Je viens de recevoir la brochure de préabonnements de Jeannine Roze Production qui fournit l'essentiel des concerts du TCE avec les Grandes Voix et les Grands Solistes. Et bien, chez Jeannine cette saison c'est pas la joie!

 

 

 

 

Coté pianistes il y a toujours de grands noms et je me garderai bien de commenter le choix des oeuvres car je n'y connais rien: Muraro, Grimaud, Lugansky, Angelich, Say, Luisada, Volodos, Anderszewski, Tharaud et Pires.

 

 

 

Chez les solistes: Aimard, Quatuor Artemis, Il Giardino Armonico dans les Concerti Grossi de Handel, Mullova et Carmignola avec Marcon dans des concertos de Vivaldi et Pahud dans un concerto de Mozart accompagné par... Spinosi qui s'offre la 40 de Mozart et la 83 de Haydn.

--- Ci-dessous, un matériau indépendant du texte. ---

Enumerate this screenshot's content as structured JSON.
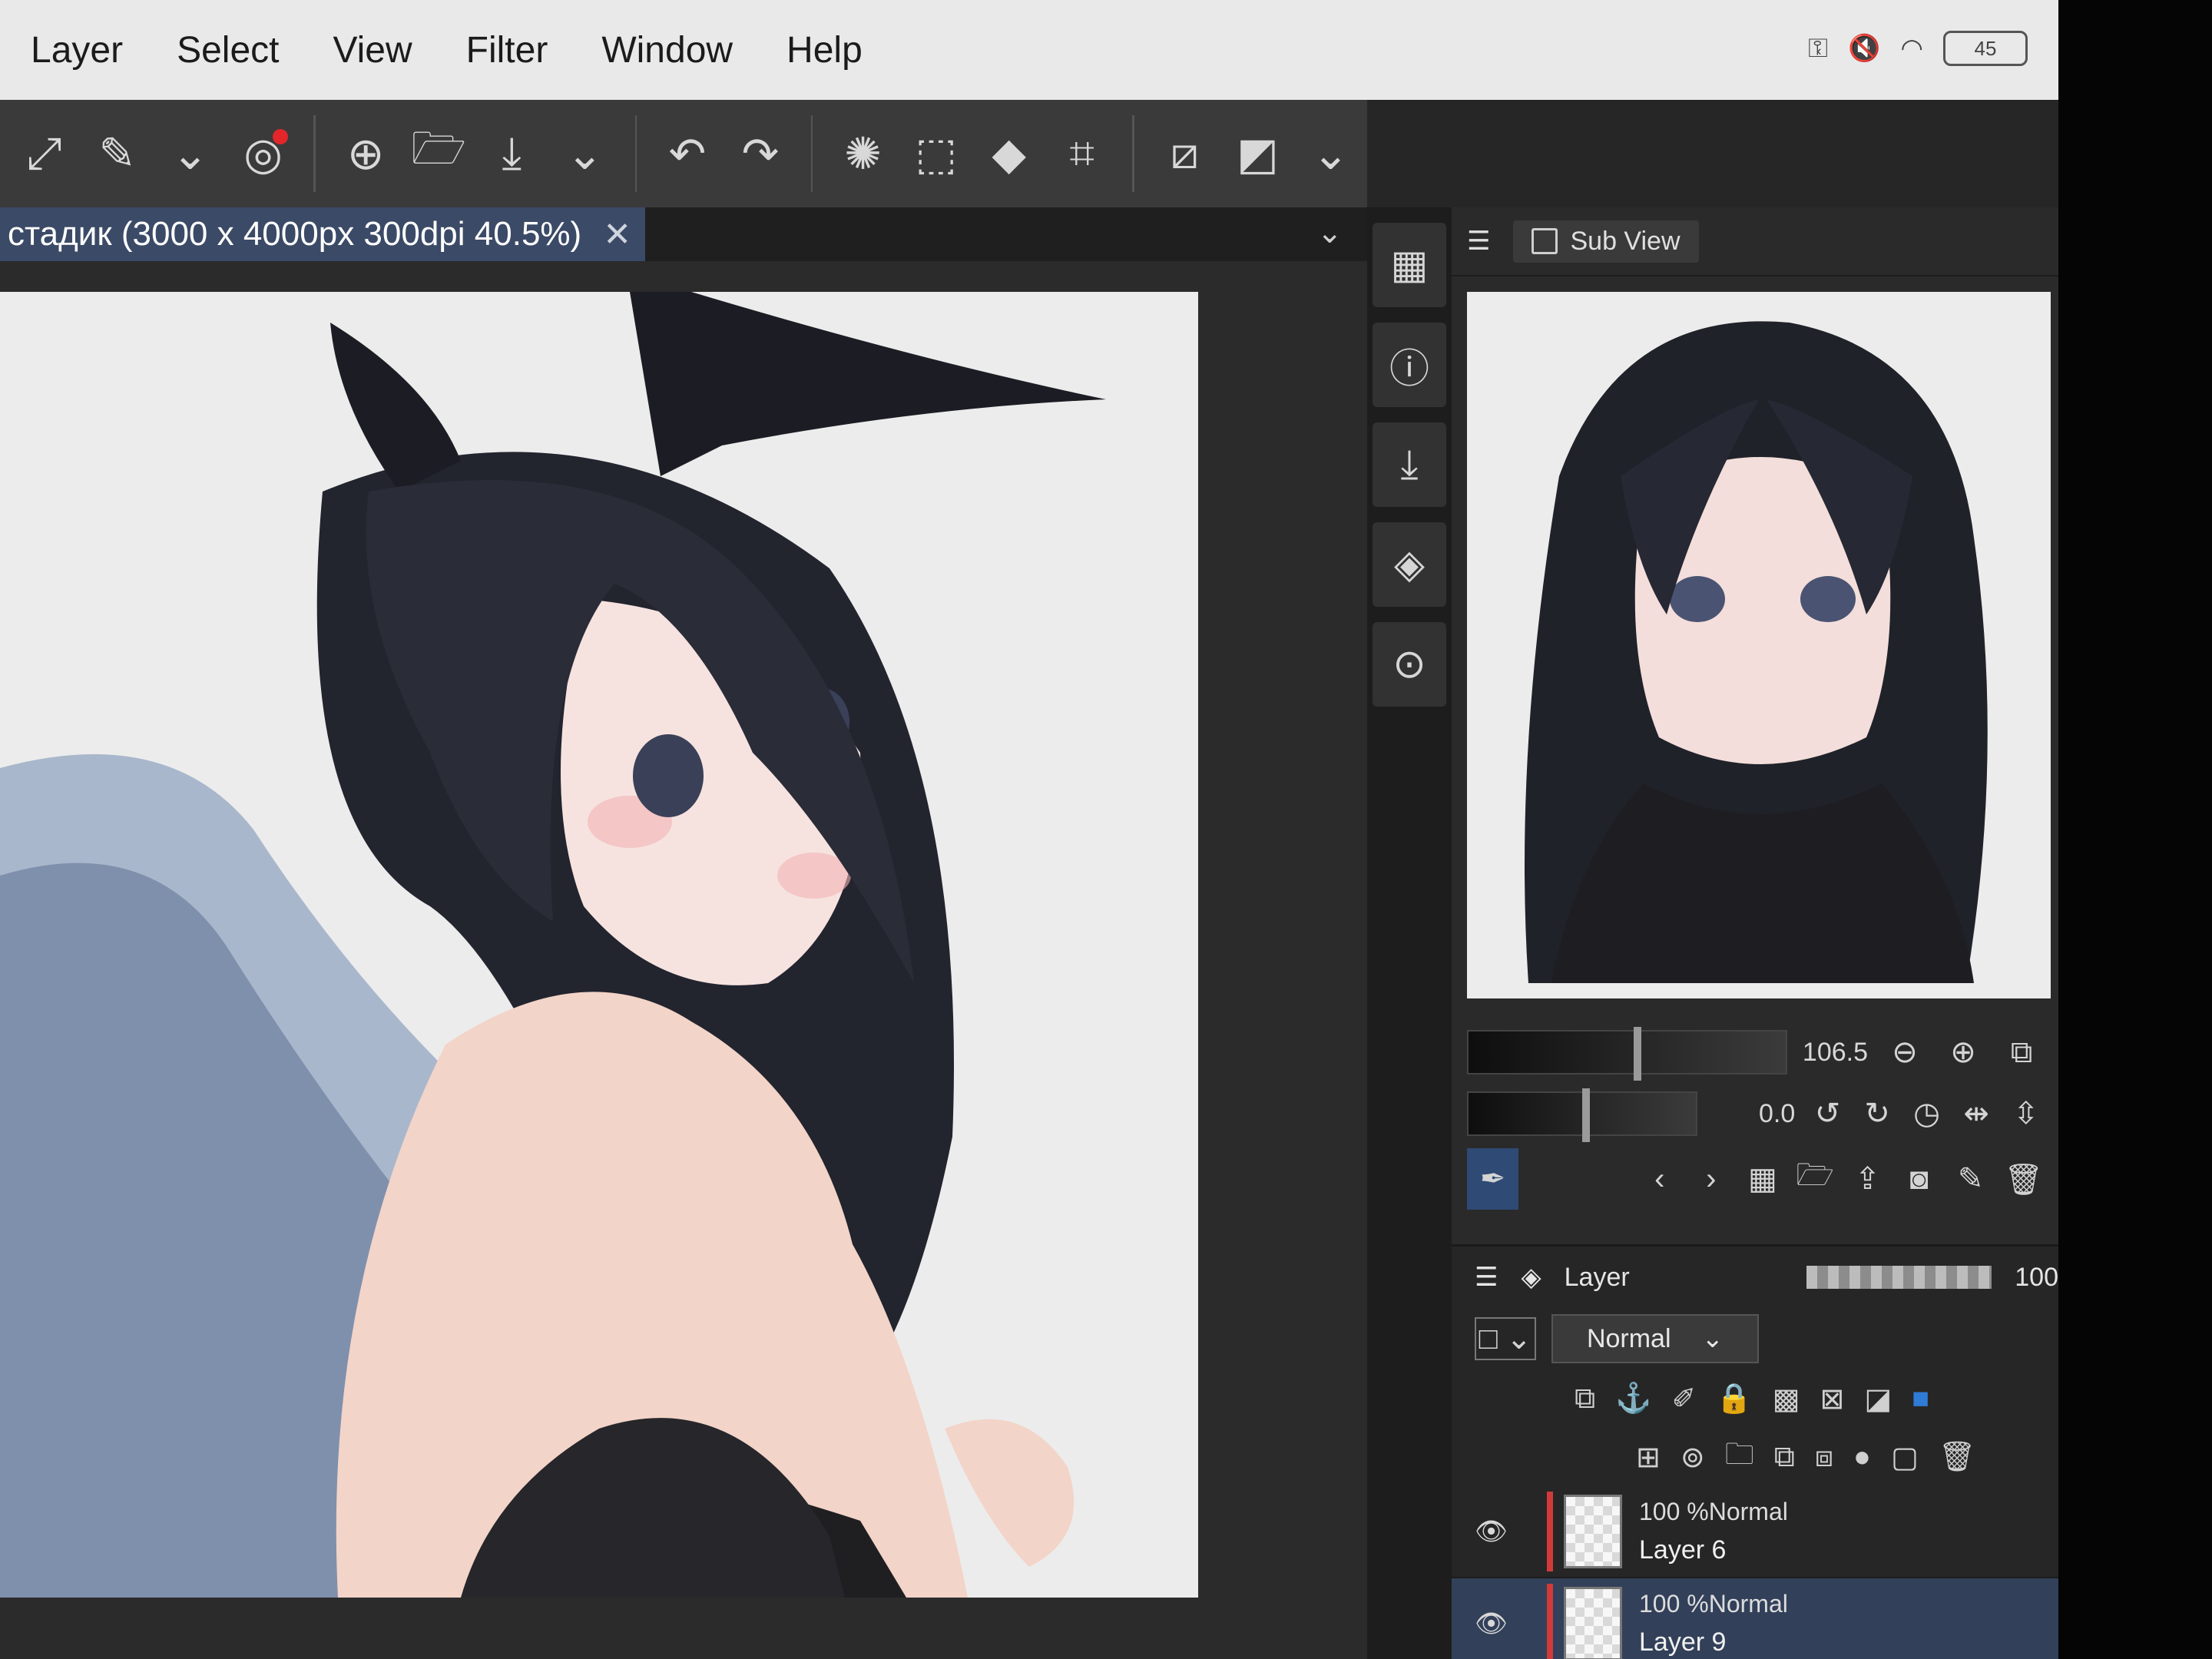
{
  "menu": [
    "Layer",
    "Select",
    "View",
    "Filter",
    "Window",
    "Help"
  ],
  "status": {
    "battery": "45"
  },
  "toolbar": {
    "icons": [
      "resize-icon",
      "edit-icon",
      "chevron-down-icon",
      "record-icon",
      "new-canvas-icon",
      "open-folder-icon",
      "save-icon",
      "chevron-down-icon",
      "undo-icon",
      "redo-icon",
      "loading-icon",
      "select-icon",
      "fill-icon",
      "transform-icon",
      "clear-selection-icon",
      "invert-selection-icon",
      "chevron-down-icon"
    ]
  },
  "document": {
    "tab_title": "стадик (3000 x 4000px 300dpi 40.5%)"
  },
  "strip": [
    "grid-icon",
    "info-icon",
    "import-icon",
    "layers-icon",
    "search-icon"
  ],
  "subview": {
    "title": "Sub View"
  },
  "navigator": {
    "zoom": "106.5",
    "rotation": "0.0"
  },
  "layer_panel": {
    "title": "Layer",
    "opacity": "100",
    "blend_mode": "Normal",
    "layers": [
      {
        "mode": "100 %Normal",
        "name": "Layer 6",
        "selected": false
      },
      {
        "mode": "100 %Normal",
        "name": "Layer 9",
        "selected": true
      }
    ]
  }
}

J'en vois qui commencent déjà à râler (moi compris), mais ce n'est que le début car la saison lyrique semble entièrement phagocytée par Spinosi et Haïm.

 

 

 

Les deux seules productions lyriques vraiment intéressantes sont les suivantes: un récital Piau/Mingardo (décidemment elles ne se quittent plus) dirigé par Alessandrini dans des duos de Radamisto, Orlando, Tamerlano, Amadigi; et Juditha Triumphans dirigée par Marcon avec Hallenberg, Gauvin, Nesi, Comparato et Basso.

 

 

 

Au rang des productions interessantes: L'Amour et la vie d'une femme par Lemieux; un récital Bach(St Mathieu et cantates) et Handel (Rinaldo et Cesare) par von Otter dirigé par Mortensen (on pouvait pas lui trouver mieux?).

 

 

 

Parmi les "franchement vous n'avez pas mieux à jouer?!": Le Nozze di Figaro par Haïm avec Nicole Heaston (tiens!); Nisi Dominus et Stabat Mater de Vivaldi par Lemieux/Jaroussky/Spinosi; Requiem de Mozart par Rhorer/Karthäuser/Pokupic; La Resurezzione par Haïm/Tilling/Royal/Prina (ça j'irai rien que pour les deux dernières!).

 

 

 

Et enfin les "trucs" à éviter: Le Messie par Spinosi, marrez-vous, marrez-vous mais ça va nous gacher une performance parisienne de Richard Croft et Jennifer Larmore, grrrr!! et La Passion selon St Mathieu par Malgoire avec Agnew et Pasichnyk.

 

 

 

 

Rappelons le peu d'éléments dont on dispose sur le reste de la saison:

Andromeda liberata par Marcon/Cencic
Armide de Lully
Cosi fan tutte par Spinosi (des fois que vous en revoudriez encore).

 

 

 

 

 

La présence exagérée par rapport à  son talent de Haïm ne me gêne pas dans la mesure où ses directions sont toujours honnêtes à défaut d'être géniales (on risque de la voir aussi à Garnier); par contre Spinosi à tous les étages ça en devient insupportable, surtout quand on sait que le Chatelêt et l'ONP ont aussi prévu de nouvelles productions avec lui: y a pas à dire RESTEZ CHEZ VOUS!(de toute façon ce sera plein à craquer...) Heureusement Marcon vient relever le niveau... par contre j'espère que dans le reste de la saison ils auront pensé à inviter de grands chefs baroques: Dantone, Minkowski, Fasolis, Florio, Gardiner, Reyne, Niquet, Bruggen, Bolton ou même Rousset, Curtis, Biondi et Christie... on n'en manque pourtant pas!!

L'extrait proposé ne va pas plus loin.